20 Ama RAB firavunu inatçı yaptı. Firavun İsrailliler'i salıvermedi.
But Yahweh hardened Pharaoh's heart, and Pharaoh did not let the Israelites go.
21 RAB Musa'ya, “Elini göğe doğru uzat” dedi, “Mısır'ı hissedilebilir bir karanlık kaplasın.”
Then Yahweh said to Moses, “Reach out with your hand toward the sky, so that there may be darkness over the land of Egypt, darkness that may be felt.”
22 Musa elini göğe doğru uzattı, Mısır üç gün koyu karanlığa gömüldü.
Moses reached out with his hand toward the sky, and there was a thick darkness in all the land of Egypt for three days.
23 Üç gün boyunca kimse kimseyi göremez, yerinden kımıldayamaz oldu. Yalnız İsrailliler'in yaşadığı yerler aydınlıktı.
No one could see anyone else; no one left his home for three days. However, all the Israelites had light in the place where they lived.
24 Firavun Musa'yı çağırttı. “Gidin, RAB'be tapın” dedi, “Yalnız davarlarınızla sığırlarınız alıkonacak. Çoluk çocuğunuz sizinle birlikte gidebilir.”
Pharaoh summoned Moses and said, “Go worship Yahweh. Even your families may go with you, but your flocks and herds must remain behind.”
25 Musa, “Ama Tanrımız RAB'be kurban kesmemiz için bize kurbanlık ve yakmalık sunular da vermelisin” diye karşılık verdi,
But Moses said, “You must also give us animals for sacrifices and burnt offerings so that we may sacrifice them to Yahweh our God.
26 “Hayvanlarımızı da yanımıza almalıyız. Bir tırnak bile kalmamalı burada. Çünkü Tanrımız RAB'be tapmak için bazı hayvanları kullanacağız. Oraya varmadıkça hangi hayvanları RAB'be sunacağımızı bilemeyiz.”
Our cattle must also go with us; not a hoof of them may be left behind, for we must take them to worship Yahweh our God. For we do not know with what we must worship Yahweh until we arrive there.”
27 Ancak RAB firavunu inatçı yaptı, firavun İsrailliler'i salıvermeye yanaşmadı.
But Yahweh hardened Pharaoh's heart, and he would not let them go.
28 Musa'ya, “Git başımdan” dedi, “Sakın bir daha karşıma çıkma.

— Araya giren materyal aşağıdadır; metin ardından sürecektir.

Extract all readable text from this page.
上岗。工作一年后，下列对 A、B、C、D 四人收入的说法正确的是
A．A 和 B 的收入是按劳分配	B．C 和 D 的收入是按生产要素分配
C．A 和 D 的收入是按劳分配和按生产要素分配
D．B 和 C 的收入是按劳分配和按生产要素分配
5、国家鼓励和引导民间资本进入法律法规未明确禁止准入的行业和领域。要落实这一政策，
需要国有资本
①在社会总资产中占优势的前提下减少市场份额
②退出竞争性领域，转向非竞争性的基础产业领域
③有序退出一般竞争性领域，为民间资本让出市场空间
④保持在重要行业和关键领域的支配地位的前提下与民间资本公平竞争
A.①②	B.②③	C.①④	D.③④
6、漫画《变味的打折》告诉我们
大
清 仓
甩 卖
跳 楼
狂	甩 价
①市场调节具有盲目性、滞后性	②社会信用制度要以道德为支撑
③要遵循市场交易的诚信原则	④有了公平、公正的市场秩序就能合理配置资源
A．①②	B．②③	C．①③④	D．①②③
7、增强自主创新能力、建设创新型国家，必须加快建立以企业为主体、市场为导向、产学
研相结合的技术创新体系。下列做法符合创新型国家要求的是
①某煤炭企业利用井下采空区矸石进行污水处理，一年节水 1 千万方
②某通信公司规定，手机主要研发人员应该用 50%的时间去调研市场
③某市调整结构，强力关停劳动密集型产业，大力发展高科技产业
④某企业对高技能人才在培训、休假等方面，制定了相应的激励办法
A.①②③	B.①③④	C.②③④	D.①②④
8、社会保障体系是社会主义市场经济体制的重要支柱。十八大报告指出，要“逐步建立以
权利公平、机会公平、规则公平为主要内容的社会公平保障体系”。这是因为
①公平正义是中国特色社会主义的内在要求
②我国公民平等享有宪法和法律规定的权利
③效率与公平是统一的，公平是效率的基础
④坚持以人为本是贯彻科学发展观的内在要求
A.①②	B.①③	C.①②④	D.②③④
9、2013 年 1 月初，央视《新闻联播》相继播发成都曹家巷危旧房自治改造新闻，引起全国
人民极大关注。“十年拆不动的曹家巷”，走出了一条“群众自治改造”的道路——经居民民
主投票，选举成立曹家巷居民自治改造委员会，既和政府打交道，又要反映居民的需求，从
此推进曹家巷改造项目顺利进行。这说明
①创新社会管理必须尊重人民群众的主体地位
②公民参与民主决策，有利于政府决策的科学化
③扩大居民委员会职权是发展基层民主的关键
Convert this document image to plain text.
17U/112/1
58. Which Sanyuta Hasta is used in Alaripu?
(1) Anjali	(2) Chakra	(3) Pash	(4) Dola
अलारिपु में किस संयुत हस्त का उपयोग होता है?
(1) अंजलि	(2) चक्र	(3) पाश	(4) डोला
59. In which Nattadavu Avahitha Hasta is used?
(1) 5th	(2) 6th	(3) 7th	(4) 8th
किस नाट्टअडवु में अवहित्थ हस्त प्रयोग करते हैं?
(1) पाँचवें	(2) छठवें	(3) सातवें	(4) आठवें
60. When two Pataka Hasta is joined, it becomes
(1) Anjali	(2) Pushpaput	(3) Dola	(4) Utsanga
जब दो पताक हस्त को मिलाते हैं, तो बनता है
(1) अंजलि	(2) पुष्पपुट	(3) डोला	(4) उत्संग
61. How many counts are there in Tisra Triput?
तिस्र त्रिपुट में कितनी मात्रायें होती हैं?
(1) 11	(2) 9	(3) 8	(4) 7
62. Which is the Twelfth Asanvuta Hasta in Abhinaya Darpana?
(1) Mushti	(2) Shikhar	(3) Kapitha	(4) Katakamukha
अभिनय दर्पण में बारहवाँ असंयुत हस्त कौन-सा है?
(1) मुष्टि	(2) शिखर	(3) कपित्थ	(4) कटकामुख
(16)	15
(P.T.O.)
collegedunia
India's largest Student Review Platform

Yüzümü gördüğün gün ölürsün.”
Pharaoh said to Moses, “Go from me! Be careful about one thing, that you do not see me again, for on the day you see my face, you will die.”
29 Musa, “Dediğin gibi olsun” diye karşılık verdi, “Bir daha yüzünü görmeyeceğim.”
Moses said, “You yourself have spoken. I will not see your face again.”